After the period of court mourning for the late King and many other delays, the sumptuous production (costing the company over £4000 to mount) had its premiere on Sunday, 3 June,[1] that same year at Dorset Garden Theatre, London.
In terms of production, the opera was a restoration spectacular, visuals included much mere mythological display to take advantage of the "machines" at the Dorset Garden Theatre, such as "The clouds divide, and Juno appears in a machine drawn by peacocks: while a symphony is playing, it moves gently forward, and as it descends, it opens and discovers the tail of the peacock, which is so large that it almost fills the opening of the stage between scene and scene" (act 1).
More pointedly, political allegorizing of the Tory message includes a figure representing Shaftesbury "with Fiend's Wings, and snakes twisted round his body; he is encompassed by several fanatical rebellious heads, who suck poison from him, which runs out of a tap in his side".

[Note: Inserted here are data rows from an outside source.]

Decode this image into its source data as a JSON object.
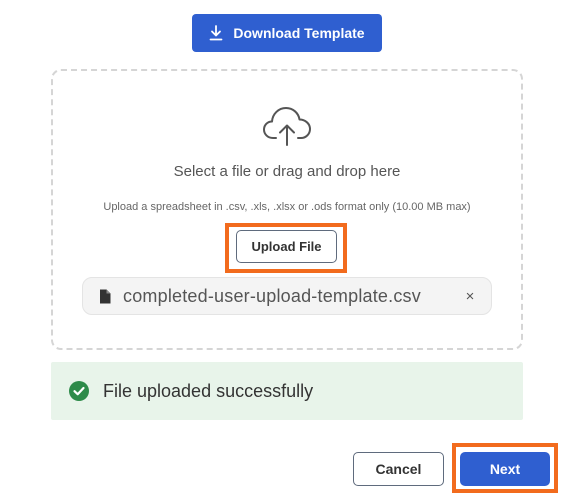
{
  "toolbar": {
    "download_label": "Download Template"
  },
  "dropzone": {
    "title": "Select a file or drag and drop here",
    "hint": "Upload a spreadsheet in .csv, .xls, .xlsx or .ods format only (10.00 MB max)",
    "upload_label": "Upload File",
    "icon": "cloud-upload-icon"
  },
  "file": {
    "name": "completed-user-upload-template.csv",
    "remove_label": "×",
    "icon": "file-icon"
  },
  "status": {
    "message": "File uploaded successfully",
    "icon": "check-circle-icon",
    "color": "#2e8b4a"
  },
  "footer": {
    "cancel_label": "Cancel",
    "next_label": "Next"
  },
  "colors": {
    "primary": "#2f5fd0",
    "highlight": "#f26b1d",
    "success_bg": "#e8f4ea"
  }
}
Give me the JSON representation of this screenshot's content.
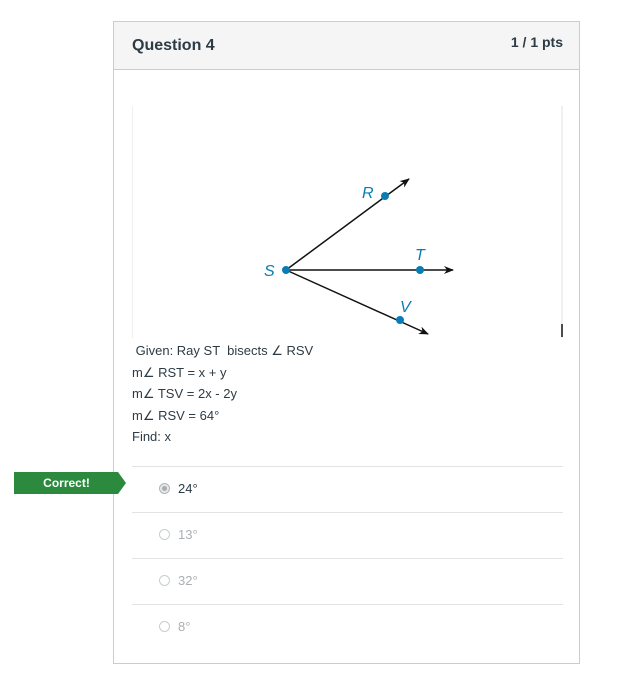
{
  "question": {
    "title": "Question 4",
    "points": "1 / 1 pts"
  },
  "figure": {
    "labels": {
      "r": "R",
      "t": "T",
      "s": "S",
      "v": "V"
    },
    "accent_color": "#0a7cb5"
  },
  "prompt_lines": [
    " Given: Ray ST  bisects ∠ RSV",
    "m∠ RST = x + y",
    "m∠ TSV = 2x - 2y",
    "m∠ RSV = 64°",
    "Find: x"
  ],
  "answers": [
    {
      "label": "24°",
      "selected": true
    },
    {
      "label": "13°",
      "selected": false
    },
    {
      "label": "32°",
      "selected": false
    },
    {
      "label": "8°",
      "selected": false
    }
  ],
  "result_flag": {
    "text": "Correct!",
    "color": "#2b8a3e"
  }
}
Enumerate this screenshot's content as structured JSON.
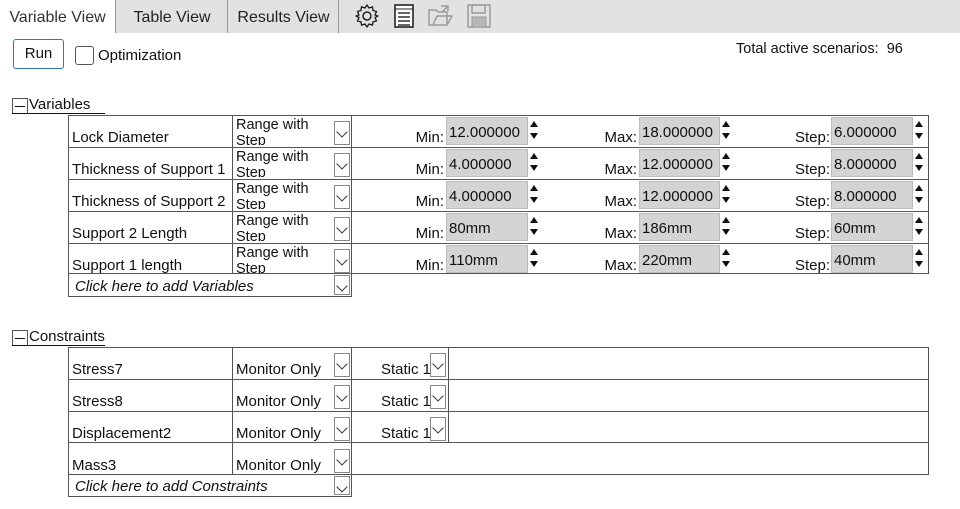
{
  "tabs": [
    {
      "label": "Variable View",
      "active": true
    },
    {
      "label": "Table View",
      "active": false
    },
    {
      "label": "Results View",
      "active": false
    }
  ],
  "toolbar_icons": [
    "gear-icon",
    "list-icon",
    "open-folder-icon",
    "save-icon"
  ],
  "run_label": "Run",
  "optimization": {
    "label": "Optimization",
    "checked": false
  },
  "total_active": {
    "label": "Total active scenarios:",
    "value": "96"
  },
  "variables": {
    "title": "Variables",
    "rows": [
      {
        "name": "Lock Diameter",
        "type": "Range with Step",
        "min_label": "Min:",
        "min": "12.000000",
        "max_label": "Max:",
        "max": "18.000000",
        "step_label": "Step:",
        "step": "6.000000"
      },
      {
        "name": "Thickness of Support 1",
        "type": "Range with Step",
        "min_label": "Min:",
        "min": "4.000000",
        "max_label": "Max:",
        "max": "12.000000",
        "step_label": "Step:",
        "step": "8.000000"
      },
      {
        "name": "Thickness of Support 2",
        "type": "Range with Step",
        "min_label": "Min:",
        "min": "4.000000",
        "max_label": "Max:",
        "max": "12.000000",
        "step_label": "Step:",
        "step": "8.000000"
      },
      {
        "name": "Support 2 Length",
        "type": "Range with Step",
        "min_label": "Min:",
        "min": "80mm",
        "max_label": "Max:",
        "max": "186mm",
        "step_label": "Step:",
        "step": "60mm"
      },
      {
        "name": "Support 1 length",
        "type": "Range with Step",
        "min_label": "Min:",
        "min": "110mm",
        "max_label": "Max:",
        "max": "220mm",
        "step_label": "Step:",
        "step": "40mm"
      }
    ],
    "add_label": "Click here to add Variables"
  },
  "constraints": {
    "title": "Constraints",
    "rows": [
      {
        "name": "Stress7",
        "type": "Monitor Only",
        "study": "Static 1"
      },
      {
        "name": "Stress8",
        "type": "Monitor Only",
        "study": "Static 1"
      },
      {
        "name": "Displacement2",
        "type": "Monitor Only",
        "study": "Static 1"
      },
      {
        "name": "Mass3",
        "type": "Monitor Only",
        "study": ""
      }
    ],
    "add_label": "Click here to add Constraints"
  },
  "colors": {
    "tab_bar": "#e2e2e2",
    "value_field": "#d4d4d4",
    "run_border": "#2f74c0"
  }
}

Pointing out that the persons were supernatural or heroic, Dryden linked his work with the genre we would call Romance: "The subject, therefore, being extended beyond the limits of human nature, admits of that sort of marvellous and surprising conduct, which is rejected in other plays... it would follow of necessity, that the expressions should be lofty, figurative, and majestical."
In the 17th-century, Italian operas that Dryden admitted were his general models – and the French ones that he did not mention – the recitative drove the action, and the arias – "which for want of a proper English word, I must call the songish part" – were meant to please the ear rather than gratify the understanding.